Siemens, the German industrial conglomerate, has attributed disappointing sales to China’s lackluster economy. Despite swinging to a fiscal third-quarter profit of €1.28 billion ($1.59 billion) and a 6% increase in revenue to €18.89 billion, Siemens fell short of the company-compiled consensus, which predicted earnings of €1.41 billion on sales of €19.27 billion.
However, there was some good news for Siemens as orders rose by 10% to €24.24 billion, surpassing analysts’ expectations of €22.19 billion.
The company’s shares, listed as SIE, experienced a 4% slump in afternoon trade in Germany.
Siemens CEO Roland Busch expressed concern regarding the slow materialization of China’s market recovery in manufacturing, stating, “China is clearly a lot weaker than expected, and while the execution looks stronger than peers such as Rockwell or Schneider, investor focus is expected to be on demand development into FY24.”
Siemens highlighted that new orders in China declined in the second half of the quarter, particularly in the automation sector.

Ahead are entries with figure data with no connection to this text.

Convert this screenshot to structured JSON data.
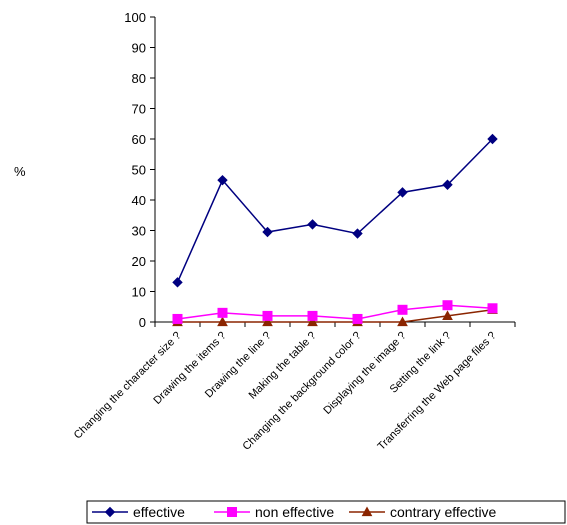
{
  "chart_data": {
    "type": "line",
    "ylabel": "%",
    "ylim": [
      0,
      100
    ],
    "ytick_step": 10,
    "grid": false,
    "legend_position": "bottom",
    "categories": [
      "Changing the character size ?",
      "Drawing the items ?",
      "Drawing the line ?",
      "Making the table ?",
      "Changing the background color ?",
      "Displaying the image ?",
      "Setting the link ?",
      "Transferring the Web page files ?"
    ],
    "series": [
      {
        "name": "effective",
        "color": "#000080",
        "marker": "diamond",
        "values": [
          13,
          46.5,
          29.5,
          32,
          29,
          42.5,
          45,
          60
        ]
      },
      {
        "name": "non effective",
        "color": "#ff00ff",
        "marker": "square",
        "values": [
          1,
          3,
          2,
          2,
          1,
          4,
          5.5,
          4.5
        ]
      },
      {
        "name": "contrary effective",
        "color": "#8b2500",
        "marker": "triangle",
        "values": [
          0,
          0,
          0,
          0,
          0,
          0,
          2,
          4
        ]
      }
    ]
  }
}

However, the company has not yet experienced negative repercussions in key export markets, such as Germany and Italy. Despite lowering its outlook for the digital industries segment, Siemens maintained its guidance for organic sales growth in the fiscal year.
Analysts from Bank of America, led by Alexander Virgo, suggest that investor attention will be focused on demand development in FY24 due to China’s weaker-than-expected performance.